Verhaal

‘Pleegouders hebben nood om ervaringen en bezorgdheden met elkaar te delen’

Marijn Sillis

Ingrid Geudens en Wendy Simons zijn ervaren pleegouders en vormen mee het bestuur van Pleegouderforum. De vzw brengt pleegouders samen, zoekt naar noodopvangplaatsen en gidst vrijwilligers naar ziekenhuizen om verlaten baby’s te knuffelen. Maar het forum durft zich ook kritisch te tonen naar het beleid toe.

© Sociaal.Net / Lisa Develtere

Liefdevol nest geven

In 2008 besloot Ingrid Geudens (54), alleenstaande mama van een dochter, om een pleegkind op te vangen. Niet veel later volgde het broertje van haar eerste pleegdochter. De twee, pubers ondertussen, wonen nog steeds bij haar in.

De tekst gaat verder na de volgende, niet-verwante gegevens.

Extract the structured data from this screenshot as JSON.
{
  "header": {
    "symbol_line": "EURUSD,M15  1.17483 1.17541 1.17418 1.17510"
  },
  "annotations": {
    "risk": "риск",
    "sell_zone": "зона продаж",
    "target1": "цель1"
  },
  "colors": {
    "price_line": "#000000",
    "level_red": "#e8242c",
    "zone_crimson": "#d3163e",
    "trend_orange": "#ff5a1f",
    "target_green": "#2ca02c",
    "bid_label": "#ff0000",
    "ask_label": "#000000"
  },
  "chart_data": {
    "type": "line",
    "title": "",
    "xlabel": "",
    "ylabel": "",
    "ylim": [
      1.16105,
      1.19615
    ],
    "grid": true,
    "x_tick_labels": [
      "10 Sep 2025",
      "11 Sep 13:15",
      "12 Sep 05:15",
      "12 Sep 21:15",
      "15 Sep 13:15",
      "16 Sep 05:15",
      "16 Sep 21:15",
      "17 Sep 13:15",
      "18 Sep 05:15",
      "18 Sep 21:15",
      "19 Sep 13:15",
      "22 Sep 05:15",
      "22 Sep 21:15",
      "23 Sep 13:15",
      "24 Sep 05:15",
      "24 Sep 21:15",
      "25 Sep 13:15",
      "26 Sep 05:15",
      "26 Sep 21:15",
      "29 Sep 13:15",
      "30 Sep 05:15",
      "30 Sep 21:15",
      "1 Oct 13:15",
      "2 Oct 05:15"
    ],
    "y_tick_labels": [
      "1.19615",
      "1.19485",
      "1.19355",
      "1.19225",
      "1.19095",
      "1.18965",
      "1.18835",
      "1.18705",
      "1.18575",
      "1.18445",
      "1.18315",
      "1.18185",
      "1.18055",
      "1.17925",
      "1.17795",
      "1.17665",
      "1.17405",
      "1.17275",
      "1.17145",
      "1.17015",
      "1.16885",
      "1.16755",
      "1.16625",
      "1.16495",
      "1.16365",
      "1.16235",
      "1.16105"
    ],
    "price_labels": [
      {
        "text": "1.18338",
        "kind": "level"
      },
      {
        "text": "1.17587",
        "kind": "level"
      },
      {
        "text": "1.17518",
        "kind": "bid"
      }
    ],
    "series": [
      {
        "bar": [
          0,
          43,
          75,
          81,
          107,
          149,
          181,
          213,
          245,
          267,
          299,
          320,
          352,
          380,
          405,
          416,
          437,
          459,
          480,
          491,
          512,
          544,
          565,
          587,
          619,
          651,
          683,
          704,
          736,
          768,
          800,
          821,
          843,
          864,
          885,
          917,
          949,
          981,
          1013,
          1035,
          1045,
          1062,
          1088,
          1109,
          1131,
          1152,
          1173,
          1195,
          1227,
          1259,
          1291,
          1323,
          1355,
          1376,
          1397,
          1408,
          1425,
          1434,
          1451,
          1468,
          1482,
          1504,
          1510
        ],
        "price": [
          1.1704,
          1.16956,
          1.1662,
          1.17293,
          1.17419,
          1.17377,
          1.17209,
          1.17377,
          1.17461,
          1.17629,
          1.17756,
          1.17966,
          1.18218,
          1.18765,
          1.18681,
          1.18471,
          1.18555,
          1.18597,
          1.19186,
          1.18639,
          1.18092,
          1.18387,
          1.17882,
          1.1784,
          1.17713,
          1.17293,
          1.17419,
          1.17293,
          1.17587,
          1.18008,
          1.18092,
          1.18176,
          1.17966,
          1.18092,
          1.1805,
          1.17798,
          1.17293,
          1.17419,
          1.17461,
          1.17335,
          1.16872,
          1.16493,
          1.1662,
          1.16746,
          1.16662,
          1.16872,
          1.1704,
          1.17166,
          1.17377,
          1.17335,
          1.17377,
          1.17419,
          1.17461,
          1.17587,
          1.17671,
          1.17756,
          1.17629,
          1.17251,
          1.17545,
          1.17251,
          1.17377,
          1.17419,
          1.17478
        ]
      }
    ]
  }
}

Daarnaast zijn er nu drie kleintjes, tussen vier en 22 maanden, in crisisopvang bij Ingrid.

“Ik wilde altijd al veel kinderen en die hoefden niet per se uit mijn eigen buik te komen”, vertelt Geudens. “Ik heb zelf niet de beste kindertijd gehad. Mijn drang om kinderen een liefdevol nest te geven heeft daarmee te maken, veronderstel ik. De voorbije zestien jaar heb ik 23 kinderen opgevangen.”

‘De voorbije zestien jaar heb ik 23 kinderen opgevangen.’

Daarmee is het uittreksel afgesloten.